“It is remarkable,” writes Mr. Sneyd Edgeworth, the Abbé’s brother, “that in this account of the last moments of Louis XVI., the Abbé Edgeworth has omitted to relate that fine apostrophe, which everyone has heard, and which everyone believes that he addressed to his king at the moment of execution—

“‘Fils de St. Louis, montez au ciel!’

“The Abbé Edgeworth has been asked if he recollected to have made this exclamation. He replied that he could neither deny nor affirm that he had spoken the words. It was possible, he added, that he might have pronounced them without afterwards recollecting the fact, for that he retained no memory of anything which happened relative to himself at that awful instant. His not recollecting or recording the words is perhaps the best proof that they were spoken from the impulse of the moment.”

The Reign of Terror had now begun. Foreign armies were marching towards Paris in order to liberate the King from prison and replace him on his throne. The Republican Government replied by removing the head of the monarch whom it was prepared to restore.

During the Reign of Terror the Place de la Concorde, as it was afterwards to be called, might fitly have been named, not merely the Place of the Revolution, the title it bore, but the Place of Blood. In the terrible year of 1793 Charlotte Corday was guillotined on the 17th of July; Brissot, leader of the Girondists, with twenty-one of his followers, on the 2nd of October; Queen Marie Antoinette on the 16th of October; and Philippe Égalité, Duke of Orleans (father of Louis Philippe), on the 14th of November. Among the victims of the year 1794 may be mentioned Madame Élizabeth, sister of Louis XVI., who was guillotined on the 12th of May; Hébert and several of his most bloodthirsty associates, who, at the instigation of Robespierre and Danton, lost their heads on the 14th of March; Marat and members of his party, who followed a few days afterwards; Danton himself and a number of his adherents, with the heroic Camille Desmoulins among them, on the 8th of April; Chaumette and Anacharsis Cloots, together with the wives of some previous victims on April 16th; Robespierre, Saint-Just, and {151} other members of the Committee of Public Safety, on July 28th; seventy members of the Commune who had acted under Robespierre’s direction on July 29th; and twelve other members of the same body the day afterwards.

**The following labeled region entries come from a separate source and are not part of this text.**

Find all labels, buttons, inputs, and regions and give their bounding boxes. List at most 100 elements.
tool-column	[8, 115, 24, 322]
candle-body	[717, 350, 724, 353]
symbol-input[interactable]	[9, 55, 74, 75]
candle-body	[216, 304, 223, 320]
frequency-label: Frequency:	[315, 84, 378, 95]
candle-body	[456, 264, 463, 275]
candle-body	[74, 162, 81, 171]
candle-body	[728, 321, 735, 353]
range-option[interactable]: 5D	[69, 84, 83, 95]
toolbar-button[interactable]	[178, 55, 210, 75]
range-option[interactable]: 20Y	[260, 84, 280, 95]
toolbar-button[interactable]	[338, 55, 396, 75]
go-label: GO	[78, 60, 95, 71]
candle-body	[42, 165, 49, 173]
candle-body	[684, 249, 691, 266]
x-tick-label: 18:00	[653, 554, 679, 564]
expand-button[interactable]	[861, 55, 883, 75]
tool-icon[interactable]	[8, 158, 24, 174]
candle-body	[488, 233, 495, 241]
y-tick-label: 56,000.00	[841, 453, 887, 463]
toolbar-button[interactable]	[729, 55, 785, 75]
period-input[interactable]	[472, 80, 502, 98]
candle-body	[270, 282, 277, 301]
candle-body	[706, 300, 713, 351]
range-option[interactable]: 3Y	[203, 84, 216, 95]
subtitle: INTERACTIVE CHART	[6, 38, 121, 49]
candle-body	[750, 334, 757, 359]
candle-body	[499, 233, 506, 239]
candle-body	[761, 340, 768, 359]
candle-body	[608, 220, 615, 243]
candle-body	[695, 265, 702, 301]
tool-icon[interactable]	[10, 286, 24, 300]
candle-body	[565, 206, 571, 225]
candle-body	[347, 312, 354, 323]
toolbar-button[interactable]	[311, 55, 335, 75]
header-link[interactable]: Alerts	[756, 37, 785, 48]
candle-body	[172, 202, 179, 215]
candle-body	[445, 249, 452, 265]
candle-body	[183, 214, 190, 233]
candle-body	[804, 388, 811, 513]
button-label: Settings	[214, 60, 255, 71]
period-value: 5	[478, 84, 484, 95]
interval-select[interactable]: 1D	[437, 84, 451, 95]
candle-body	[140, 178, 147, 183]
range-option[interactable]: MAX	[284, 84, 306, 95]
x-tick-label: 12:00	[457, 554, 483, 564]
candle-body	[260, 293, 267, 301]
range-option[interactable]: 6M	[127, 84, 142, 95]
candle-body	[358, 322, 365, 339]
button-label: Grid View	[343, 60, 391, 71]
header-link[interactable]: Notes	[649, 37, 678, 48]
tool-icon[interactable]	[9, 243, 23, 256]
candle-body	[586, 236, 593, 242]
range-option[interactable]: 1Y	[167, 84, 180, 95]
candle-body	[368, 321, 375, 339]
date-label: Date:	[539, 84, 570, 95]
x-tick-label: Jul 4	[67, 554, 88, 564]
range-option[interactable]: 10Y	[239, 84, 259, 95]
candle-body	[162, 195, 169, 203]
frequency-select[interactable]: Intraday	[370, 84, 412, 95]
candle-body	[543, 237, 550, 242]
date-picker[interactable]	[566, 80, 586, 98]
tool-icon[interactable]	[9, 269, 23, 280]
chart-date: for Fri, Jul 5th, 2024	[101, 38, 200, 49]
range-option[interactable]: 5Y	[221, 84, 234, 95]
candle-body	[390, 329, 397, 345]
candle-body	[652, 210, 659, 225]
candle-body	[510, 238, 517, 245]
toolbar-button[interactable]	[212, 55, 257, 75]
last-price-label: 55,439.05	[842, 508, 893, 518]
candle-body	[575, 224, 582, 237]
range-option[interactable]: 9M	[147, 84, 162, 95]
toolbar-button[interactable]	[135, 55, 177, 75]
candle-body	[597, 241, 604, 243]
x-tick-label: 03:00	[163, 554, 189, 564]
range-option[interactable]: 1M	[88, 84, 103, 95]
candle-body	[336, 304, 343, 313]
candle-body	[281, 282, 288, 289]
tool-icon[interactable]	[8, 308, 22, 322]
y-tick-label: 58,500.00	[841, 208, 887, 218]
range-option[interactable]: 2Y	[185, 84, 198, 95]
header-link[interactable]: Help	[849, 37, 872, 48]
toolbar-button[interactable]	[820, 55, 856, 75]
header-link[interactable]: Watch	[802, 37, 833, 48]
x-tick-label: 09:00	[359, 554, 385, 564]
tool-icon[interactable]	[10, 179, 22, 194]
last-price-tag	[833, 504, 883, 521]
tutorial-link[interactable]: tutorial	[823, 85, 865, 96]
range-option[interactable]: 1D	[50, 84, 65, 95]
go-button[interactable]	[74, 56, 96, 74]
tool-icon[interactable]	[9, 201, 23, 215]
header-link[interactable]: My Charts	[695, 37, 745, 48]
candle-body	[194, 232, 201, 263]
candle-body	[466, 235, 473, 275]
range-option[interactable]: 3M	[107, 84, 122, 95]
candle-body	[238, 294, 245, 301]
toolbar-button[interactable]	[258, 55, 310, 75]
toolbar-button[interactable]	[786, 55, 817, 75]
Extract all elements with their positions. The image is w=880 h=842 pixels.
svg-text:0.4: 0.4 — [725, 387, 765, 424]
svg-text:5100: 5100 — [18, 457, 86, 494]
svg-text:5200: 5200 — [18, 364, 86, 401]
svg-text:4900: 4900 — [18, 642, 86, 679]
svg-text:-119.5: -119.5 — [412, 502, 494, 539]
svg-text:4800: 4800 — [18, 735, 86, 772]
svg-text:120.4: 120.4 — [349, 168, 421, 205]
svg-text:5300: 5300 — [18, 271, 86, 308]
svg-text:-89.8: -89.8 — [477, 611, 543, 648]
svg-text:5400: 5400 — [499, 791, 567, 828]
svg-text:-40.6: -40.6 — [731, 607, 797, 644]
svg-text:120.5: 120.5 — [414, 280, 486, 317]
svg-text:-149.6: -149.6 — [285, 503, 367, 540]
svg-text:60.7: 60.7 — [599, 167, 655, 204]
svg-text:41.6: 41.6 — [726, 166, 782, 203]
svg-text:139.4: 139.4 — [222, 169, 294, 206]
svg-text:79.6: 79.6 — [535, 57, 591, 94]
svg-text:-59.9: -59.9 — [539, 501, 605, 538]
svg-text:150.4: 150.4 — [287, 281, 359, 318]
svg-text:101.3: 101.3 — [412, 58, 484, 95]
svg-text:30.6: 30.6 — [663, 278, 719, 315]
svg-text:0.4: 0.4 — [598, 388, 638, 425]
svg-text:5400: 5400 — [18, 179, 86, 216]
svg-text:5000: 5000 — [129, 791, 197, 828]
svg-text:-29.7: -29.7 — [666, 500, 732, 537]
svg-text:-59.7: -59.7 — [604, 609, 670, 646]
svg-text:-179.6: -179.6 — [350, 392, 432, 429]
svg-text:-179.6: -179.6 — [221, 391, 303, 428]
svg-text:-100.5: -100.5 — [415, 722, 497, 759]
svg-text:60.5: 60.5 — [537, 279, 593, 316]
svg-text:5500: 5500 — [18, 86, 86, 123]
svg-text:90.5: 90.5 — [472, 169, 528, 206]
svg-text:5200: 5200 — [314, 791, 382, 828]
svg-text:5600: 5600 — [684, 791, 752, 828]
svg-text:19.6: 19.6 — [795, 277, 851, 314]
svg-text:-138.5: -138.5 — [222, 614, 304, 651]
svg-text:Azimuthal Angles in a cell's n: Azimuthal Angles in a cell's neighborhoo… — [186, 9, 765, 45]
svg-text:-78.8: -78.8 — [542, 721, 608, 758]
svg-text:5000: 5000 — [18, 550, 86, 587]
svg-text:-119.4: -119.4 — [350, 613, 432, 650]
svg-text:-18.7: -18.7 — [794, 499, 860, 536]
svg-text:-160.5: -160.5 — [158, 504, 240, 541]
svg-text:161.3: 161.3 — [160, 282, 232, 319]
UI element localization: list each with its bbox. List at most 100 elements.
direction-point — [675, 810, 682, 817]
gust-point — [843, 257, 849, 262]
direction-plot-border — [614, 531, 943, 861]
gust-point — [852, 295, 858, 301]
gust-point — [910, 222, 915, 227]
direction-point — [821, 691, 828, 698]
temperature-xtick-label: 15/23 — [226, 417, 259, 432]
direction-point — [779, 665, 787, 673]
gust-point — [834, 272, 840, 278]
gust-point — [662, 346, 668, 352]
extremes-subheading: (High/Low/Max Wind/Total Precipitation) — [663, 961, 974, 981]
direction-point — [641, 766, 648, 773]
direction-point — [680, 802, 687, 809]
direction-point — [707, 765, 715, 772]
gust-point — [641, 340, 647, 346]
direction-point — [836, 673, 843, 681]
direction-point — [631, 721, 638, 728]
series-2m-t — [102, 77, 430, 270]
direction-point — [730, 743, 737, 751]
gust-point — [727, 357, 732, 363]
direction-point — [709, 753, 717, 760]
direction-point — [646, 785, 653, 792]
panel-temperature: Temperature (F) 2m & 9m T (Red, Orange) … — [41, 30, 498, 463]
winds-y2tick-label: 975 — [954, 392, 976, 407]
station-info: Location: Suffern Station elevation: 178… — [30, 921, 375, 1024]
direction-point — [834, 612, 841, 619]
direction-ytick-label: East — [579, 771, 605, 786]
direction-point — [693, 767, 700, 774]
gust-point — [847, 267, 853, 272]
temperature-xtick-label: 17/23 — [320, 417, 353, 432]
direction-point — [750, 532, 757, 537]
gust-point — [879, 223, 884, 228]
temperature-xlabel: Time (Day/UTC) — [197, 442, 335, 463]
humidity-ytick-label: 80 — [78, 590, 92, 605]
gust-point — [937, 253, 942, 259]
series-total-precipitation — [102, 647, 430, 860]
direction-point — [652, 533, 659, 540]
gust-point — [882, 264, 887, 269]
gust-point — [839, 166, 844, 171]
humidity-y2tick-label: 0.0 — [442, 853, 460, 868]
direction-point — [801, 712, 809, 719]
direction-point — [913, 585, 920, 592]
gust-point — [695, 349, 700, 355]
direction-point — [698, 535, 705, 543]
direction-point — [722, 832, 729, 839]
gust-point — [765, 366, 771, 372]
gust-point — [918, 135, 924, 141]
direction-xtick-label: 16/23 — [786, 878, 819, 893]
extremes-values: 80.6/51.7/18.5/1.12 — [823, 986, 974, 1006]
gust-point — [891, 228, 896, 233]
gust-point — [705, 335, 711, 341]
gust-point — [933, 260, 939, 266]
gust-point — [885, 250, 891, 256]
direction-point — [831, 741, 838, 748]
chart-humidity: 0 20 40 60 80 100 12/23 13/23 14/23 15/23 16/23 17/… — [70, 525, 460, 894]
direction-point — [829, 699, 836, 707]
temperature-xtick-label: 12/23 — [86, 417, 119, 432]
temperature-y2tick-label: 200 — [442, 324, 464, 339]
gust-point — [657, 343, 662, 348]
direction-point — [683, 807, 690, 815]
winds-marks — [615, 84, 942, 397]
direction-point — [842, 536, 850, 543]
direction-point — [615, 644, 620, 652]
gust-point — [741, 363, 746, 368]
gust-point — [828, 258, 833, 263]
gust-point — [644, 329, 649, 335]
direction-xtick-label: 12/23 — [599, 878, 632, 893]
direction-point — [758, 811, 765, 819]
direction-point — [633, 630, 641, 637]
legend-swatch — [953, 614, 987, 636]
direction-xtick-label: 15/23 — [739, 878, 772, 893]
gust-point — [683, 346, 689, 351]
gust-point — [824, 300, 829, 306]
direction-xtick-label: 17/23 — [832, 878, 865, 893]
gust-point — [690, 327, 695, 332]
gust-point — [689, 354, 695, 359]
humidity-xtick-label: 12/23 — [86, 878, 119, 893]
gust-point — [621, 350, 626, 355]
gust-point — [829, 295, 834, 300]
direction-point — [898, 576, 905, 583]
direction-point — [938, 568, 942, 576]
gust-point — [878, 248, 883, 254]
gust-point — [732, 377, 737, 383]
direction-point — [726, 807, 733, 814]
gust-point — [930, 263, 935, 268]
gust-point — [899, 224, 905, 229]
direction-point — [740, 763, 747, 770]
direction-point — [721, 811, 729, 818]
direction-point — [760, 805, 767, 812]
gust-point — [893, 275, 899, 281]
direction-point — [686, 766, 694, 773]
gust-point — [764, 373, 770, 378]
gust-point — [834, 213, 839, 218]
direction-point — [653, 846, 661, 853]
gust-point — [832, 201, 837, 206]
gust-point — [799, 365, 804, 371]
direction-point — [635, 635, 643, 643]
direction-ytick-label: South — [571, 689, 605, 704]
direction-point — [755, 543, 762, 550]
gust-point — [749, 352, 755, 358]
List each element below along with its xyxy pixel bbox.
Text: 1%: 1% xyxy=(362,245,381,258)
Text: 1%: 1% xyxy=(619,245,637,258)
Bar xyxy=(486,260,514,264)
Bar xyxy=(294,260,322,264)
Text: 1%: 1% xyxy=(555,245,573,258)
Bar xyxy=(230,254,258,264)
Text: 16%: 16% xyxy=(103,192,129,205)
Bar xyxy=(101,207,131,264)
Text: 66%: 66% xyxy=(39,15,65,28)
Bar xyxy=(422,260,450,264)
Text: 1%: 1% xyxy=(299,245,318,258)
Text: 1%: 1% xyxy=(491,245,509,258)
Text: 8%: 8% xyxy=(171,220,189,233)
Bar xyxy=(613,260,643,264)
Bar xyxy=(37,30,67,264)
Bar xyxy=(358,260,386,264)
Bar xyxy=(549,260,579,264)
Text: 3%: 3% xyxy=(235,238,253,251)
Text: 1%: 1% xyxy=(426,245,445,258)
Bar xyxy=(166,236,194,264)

One of the most eminent figures in the Girondist party, Lasource, exclaimed to his sanguinary judges, on receiving his sentence: “I die at a moment when the people have lost their reason; you will die the day they regain it.”

In reference to Saint-Just’s arrogance, Camille Desmoulins had said: “He carries his head with as much veneration as though he were bearing the Church Sacrament on his shoulders;” to which Saint-Just playfully replied: “And I will make him carry his head as St. Denis carried his.” St. Denis, the martyr, it will be remembered, is said, after decapitation, to have marched some distance with his head under his arm.

In the course of the two years over which the Reign of Terror extended (though its duration is variously estimated according to the political principles of the calculator) nearly 3,000 persons are declared to have perished on the Place de la Révolution; though this estimate would certainly be regarded by some as excessive, by others as inadequate.

In reference to the Reign of Terror, Victor Hugo calls upon the world “not to criticise too closely the bursting of the thunder-cloud which had been slowly gathering for eighteen centuries;” as though, from the earliest period, France had always been grossly misgoverned, to be suddenly governed in perfection from the time of the Revolution. It is the simple truth, however, that the Reign of Terror was the result, not of the natural development of the Revolutionary forces, but of threats from abroad, the presence, real and imaginary, of foreign agents in Paris, and the advance of the German armies with a view to the liberation of the king and the suppression of the Republic. It ought also in fairness to be remembered that if the Revolutionists made a free use of the guillotine, they abolished torture and the cruel methods of executions (such as beating to death with an iron bar) in use under the ancient monarchy until the moment of the outbreak. Nor can it be forgotten that at various periods of French history (the Massacre of St. Bartholomew is an instance) life has been sacrificed more copiously, more recklessly, and more wantonly, than during the worst excesses of the French Revolution. When many years afterwards it was proposed to erect a fountain on the spot where the scaffold of Louis XVI. had stood, Chateaubriand declared that all the water in the world would not suffice to remove the blood-stains which had sullied the Place.

Of those who suffered under the Revolution, many, such as Robespierre, Danton, and Marat, well deserved their fate, and none more so than the infamous Philippe Égalité, who, after playing the part of a democrat, and democratically voting for the death of his cousin the king, was himself, on democratic grounds, brought to the guillotine.